Fast jeder zweite Film mit Schwarzenegger war den Sittenwächtern bei der Freiwilligen Selbstkontrolle  und/oder der Bundesprüfstelle ein Dorn im Auge und wurde hierzulande nur geschnitten veröffentlicht und im schlimmsten Fall anschließend indiziert. Ein Umstand, der die Beschaffung der ungekürzten Fassungen im Prä-Internet-Zeitalter verkomplizierte. So kam es, dass selbst volljährige Käufer bevormundet wurden und großen Aufwand betreiben mussten, um sich die ungeschnittenen Originalfassungen zu besorgen.

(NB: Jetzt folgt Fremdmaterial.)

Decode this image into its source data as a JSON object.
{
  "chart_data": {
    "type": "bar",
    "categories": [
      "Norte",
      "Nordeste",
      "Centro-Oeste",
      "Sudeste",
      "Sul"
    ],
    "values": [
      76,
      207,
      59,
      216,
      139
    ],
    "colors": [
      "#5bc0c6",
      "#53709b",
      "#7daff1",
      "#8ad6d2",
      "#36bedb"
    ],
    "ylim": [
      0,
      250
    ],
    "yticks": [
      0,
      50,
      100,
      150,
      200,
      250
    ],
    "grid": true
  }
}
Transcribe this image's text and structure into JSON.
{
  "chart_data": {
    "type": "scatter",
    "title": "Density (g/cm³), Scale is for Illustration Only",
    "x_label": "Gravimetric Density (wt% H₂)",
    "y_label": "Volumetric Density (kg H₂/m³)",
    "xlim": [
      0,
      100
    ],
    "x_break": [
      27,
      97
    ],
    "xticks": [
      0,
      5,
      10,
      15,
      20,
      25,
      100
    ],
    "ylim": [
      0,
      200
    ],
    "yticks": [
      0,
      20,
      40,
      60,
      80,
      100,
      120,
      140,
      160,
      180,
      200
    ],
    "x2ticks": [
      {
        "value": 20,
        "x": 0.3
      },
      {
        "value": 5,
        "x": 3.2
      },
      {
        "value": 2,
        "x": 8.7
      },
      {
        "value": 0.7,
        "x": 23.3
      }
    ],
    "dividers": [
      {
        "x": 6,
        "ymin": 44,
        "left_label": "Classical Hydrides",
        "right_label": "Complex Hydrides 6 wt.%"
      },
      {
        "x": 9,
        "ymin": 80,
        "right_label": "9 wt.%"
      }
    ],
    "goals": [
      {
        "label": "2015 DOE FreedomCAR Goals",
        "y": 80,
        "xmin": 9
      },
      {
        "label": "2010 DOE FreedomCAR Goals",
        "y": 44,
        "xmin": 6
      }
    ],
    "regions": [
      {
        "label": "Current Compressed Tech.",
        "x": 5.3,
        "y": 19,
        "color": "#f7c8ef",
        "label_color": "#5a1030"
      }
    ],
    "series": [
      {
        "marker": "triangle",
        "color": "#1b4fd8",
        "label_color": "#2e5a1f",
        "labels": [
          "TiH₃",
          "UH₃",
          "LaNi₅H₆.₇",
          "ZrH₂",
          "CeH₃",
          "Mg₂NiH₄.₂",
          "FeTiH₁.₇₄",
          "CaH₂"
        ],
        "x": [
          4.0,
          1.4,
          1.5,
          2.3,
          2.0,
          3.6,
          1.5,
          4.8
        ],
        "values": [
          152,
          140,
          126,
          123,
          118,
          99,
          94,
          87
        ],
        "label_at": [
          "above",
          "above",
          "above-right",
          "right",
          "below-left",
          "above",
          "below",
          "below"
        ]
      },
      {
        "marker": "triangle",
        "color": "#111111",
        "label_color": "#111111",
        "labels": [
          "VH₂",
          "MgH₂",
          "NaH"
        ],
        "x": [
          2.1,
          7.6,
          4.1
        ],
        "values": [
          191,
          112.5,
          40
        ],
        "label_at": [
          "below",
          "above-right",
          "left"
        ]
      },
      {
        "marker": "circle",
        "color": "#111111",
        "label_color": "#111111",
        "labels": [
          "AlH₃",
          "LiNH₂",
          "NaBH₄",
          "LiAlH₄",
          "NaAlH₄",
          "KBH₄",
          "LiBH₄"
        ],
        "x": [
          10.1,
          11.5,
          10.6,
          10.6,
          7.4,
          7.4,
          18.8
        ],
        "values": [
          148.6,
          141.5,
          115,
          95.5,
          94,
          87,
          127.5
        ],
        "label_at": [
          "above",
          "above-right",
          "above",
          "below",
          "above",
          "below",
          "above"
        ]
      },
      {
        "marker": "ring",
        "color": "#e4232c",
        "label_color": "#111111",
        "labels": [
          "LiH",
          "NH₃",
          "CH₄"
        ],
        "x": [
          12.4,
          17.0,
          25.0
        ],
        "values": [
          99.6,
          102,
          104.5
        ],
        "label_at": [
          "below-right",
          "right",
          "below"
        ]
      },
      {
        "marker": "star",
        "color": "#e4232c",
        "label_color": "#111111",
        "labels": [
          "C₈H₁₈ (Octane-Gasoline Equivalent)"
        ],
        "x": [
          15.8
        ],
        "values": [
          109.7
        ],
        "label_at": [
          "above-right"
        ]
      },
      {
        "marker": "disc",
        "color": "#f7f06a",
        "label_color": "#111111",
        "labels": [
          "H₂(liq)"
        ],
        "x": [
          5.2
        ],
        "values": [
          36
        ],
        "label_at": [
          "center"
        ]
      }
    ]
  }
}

Ein allgemeines Problem, das Videofans in den 80ern und 90ern nicht fremd war. Wurde doch mit der aufkommenden Videowelle in einem Anfall von Panik, Überforderung und übertriebener Präventionsmaßnahmen jeder vermeintlich selbstzweckhafte und verrohende Gewaltfilm um seine Schauwerte beraubt, um ihn sicherheitshalber danach noch auf die Liste jugendgefährdender Schriften zu setzen. Vor allem der ganze vermeintlich kranke Scheiß, der direct to video erschien. Doch Arnies Filme gehörten nicht in diese Sparte. Arnies Filme waren gewalttätig, aber nicht verherrlichend; ausufernd, aber nicht exploitativ. Vor allem aber waren es Kinofilme. Es war Hollywood mit Ecken und Kanten. Viel Budget, wenig Skrupel!

"Conan der Barbar" machte ihn zum Hollywood-Star, mit "Terminator" erlangte er Weltruhm. Es kamen der Erfolg ... und die Probleme gleich mit. Diese kündigten sich schon zu Beginn seiner Karriere als Darsteller an. Der heute als Trash-Gurke gefeierte "Herkules in New York", in dem ein junger Bodybuilder namens Arnold Strong den titelgebenden Halbgott spielt, bietet allerlei unfreiwillige Komik dank Bärenkämpfe im Central Park, stark ausgeprägtem österreichischen Akzent des Hauptdarstellers und historischer Akkuratesse. Die Komödie, die sich heute bereits Kinder ab 6 Jahren anschauen dürfen, wurde bei seiner deutschen Videopremiere 1985 - über 15 Jahre nach Erscheinen des Films - nur Zuschauern ab 18 Jahren zugemutet - aber immerhin ungeschnitten!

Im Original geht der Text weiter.